John 4.5-9 NIV courtesy of www.biblegateway.com
So he came to a town in Samaria called Sychar, near the plot of ground Jacob had given to his son Joseph. 6 Jacob’s well was there, and Jesus, tired as he was from the journey, sat down by the well. It was about noon.
7 When a Samaritan woman came to draw water, Jesus said to her, “Will you give me a drink?” 8 (His disciples had gone into the town to buy food.)
9 The Samaritan woman said to him, “You are a Jew and I am a Samaritan woman. How can you ask me for a drink?” (For Jews do not associate with Samaritans.)
There is so much in this long story from John that I will divide the text into several parts and comment on successive days.
Today we will start with the technical stuff. John gives us this story immediately following the story of Nicodemus visiting Jesus at night. John often places two contrasting stories directly next to one another.
Some contrasts with Nicodemus that we might want to consider
Nicodemus at night; woman at noon. Noon was the moment of death for Jesus and the time of day most in contrast to night. This well was right out in the open; nothing hidden about this encounter.
Nicodemus was a learned leader of Israel; the woman was a Samaritan. Samaritans and Jews did not mix; each thought the other was religiously wrong. A Jew would not accept a drink from the hand of a Samaritan.
Nicodemus was a MAN and the Samaritan a WOMAN. Very different status and social expectations. A Jewish man would not engage in conversation with an unaccompanied woman who was not a relative. Wasn't done.
Notice the location and identification of the well. This was Jacob's well - Jacob was an ancestor claimed by both Jews and Samaritans. It was where Isaac's servant found Rebecca drawing water and eventually led to their bethrothal and marriage. A lot of courtship takes place at wells.
Samaritans: Years of conflict had established deep divides between Jews and Samaritans who lived in close geographic proximity (Jesus didn't have to go through Samaria to reach Galilee, but cutting through Samaria shortened the trip considerably).
Jews saw Samaritans as mixed race people - impure, unclean. Samaritans drew their lineage from Jacob while Jews were descendents only of Judah. Samaritans only held the Pentateuch (Genesis through Deuteronomy) as inspired word of God, thus rejecting the rest of the Hebrew scriptures. The Samaritan version of the Pentateuch established Mt. Gerazim as the right place for worship; Jews held that Jerusalem was the only appropriate place.
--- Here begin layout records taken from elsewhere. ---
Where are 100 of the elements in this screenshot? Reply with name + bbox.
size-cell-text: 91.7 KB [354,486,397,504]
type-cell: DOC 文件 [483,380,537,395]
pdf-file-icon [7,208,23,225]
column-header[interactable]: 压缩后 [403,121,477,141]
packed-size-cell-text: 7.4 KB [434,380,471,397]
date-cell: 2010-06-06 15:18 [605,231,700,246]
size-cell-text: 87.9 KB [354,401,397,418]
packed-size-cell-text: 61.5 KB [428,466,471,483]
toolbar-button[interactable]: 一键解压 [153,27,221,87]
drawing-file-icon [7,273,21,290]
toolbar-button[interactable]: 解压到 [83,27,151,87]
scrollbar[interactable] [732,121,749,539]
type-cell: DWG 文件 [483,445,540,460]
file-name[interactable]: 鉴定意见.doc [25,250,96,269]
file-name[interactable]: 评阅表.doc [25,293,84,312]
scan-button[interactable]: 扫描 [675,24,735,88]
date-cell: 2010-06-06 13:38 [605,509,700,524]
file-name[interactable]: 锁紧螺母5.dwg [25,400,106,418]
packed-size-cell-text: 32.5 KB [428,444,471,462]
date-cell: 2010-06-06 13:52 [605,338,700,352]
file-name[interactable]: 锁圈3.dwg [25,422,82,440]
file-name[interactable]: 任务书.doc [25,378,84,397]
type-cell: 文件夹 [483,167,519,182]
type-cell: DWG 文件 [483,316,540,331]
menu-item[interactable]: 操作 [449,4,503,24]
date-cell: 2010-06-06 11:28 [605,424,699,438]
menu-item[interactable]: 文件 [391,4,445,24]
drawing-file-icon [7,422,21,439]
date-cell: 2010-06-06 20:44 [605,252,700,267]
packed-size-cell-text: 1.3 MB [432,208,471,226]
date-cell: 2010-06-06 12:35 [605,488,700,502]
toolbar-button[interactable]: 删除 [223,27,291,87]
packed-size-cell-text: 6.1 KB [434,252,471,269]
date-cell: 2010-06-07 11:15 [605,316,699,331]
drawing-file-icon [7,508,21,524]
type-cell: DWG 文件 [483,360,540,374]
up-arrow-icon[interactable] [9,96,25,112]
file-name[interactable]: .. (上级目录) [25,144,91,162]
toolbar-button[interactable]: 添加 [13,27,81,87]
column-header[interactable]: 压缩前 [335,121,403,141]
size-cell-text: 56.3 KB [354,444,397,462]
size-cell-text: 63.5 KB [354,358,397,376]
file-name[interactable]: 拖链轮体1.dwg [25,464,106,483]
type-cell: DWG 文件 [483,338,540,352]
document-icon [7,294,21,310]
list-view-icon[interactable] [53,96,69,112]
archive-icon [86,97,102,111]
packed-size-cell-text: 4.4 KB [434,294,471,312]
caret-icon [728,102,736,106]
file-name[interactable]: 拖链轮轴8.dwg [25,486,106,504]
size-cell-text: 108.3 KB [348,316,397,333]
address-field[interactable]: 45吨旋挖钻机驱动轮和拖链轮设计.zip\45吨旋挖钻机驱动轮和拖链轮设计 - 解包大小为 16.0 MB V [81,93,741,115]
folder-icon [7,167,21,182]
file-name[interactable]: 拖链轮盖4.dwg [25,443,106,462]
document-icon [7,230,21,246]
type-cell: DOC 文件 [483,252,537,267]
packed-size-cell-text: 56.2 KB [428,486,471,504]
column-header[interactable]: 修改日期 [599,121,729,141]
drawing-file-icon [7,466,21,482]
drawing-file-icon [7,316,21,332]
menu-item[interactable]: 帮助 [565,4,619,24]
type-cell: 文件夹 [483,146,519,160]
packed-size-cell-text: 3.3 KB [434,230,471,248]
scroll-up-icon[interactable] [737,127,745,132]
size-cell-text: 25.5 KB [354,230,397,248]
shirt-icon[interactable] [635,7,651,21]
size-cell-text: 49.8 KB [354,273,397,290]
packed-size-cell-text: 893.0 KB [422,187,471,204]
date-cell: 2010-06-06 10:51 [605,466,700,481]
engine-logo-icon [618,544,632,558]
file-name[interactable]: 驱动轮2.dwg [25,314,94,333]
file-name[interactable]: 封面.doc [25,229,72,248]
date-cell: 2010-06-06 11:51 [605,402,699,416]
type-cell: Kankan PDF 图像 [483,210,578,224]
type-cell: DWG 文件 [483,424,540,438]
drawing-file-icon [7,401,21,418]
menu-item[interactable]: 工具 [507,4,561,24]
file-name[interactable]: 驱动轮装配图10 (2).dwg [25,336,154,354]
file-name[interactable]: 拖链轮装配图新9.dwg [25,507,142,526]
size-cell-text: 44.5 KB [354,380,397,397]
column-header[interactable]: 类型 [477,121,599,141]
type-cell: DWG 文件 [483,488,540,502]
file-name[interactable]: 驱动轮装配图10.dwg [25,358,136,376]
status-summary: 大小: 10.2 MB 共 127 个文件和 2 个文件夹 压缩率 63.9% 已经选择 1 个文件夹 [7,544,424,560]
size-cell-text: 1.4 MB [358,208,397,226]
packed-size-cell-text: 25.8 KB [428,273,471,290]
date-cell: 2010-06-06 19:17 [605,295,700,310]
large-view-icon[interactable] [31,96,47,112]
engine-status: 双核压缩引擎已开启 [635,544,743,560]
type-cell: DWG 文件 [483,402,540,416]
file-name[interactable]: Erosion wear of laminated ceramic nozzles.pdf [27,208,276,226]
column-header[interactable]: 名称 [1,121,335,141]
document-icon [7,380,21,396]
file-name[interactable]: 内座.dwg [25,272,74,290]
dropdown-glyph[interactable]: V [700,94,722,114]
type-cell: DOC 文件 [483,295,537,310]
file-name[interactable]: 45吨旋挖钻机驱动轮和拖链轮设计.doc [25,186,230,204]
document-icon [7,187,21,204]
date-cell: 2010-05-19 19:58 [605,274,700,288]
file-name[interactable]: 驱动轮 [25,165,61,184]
[ An irony in this divisive relationship is that the Samaritans acknowledged the God of Abraham as did the Jews and yet instead of this being a point of unity, their other differences led each group to denigrate the other. Think Shi'ite and Sunni Muslims here.]
Get ready to have another classic Johannine conversation. Jesus is speaking metaphorically / spiritually/ abstractly and the woman receives his words and responds concretely. (just like Nicodemus) Thus we can see that Jesus is leading those he contacts to open their spiritual understandings - not just to these images - but eventually to include him as Messiah.
I am caught by Jesus' request for a drink. On the cross in John 19.28 Jesus calls out, "I am thirsty" What can we make of this?
The challenge as a preacher is to engage this story in a manageable way. It is long, complex and so full of images and nuances that keeping a single focus without doing harm to the larger story is difficult.
However, I am working with the concept of darkness: how people who encounter Jesus are called out of some form of darkness into the light of revelation. I will be watching for an image of darkness that I can use with this Samaritan woman who is standing in the noon sun in the middle of an open space. Got any ideas?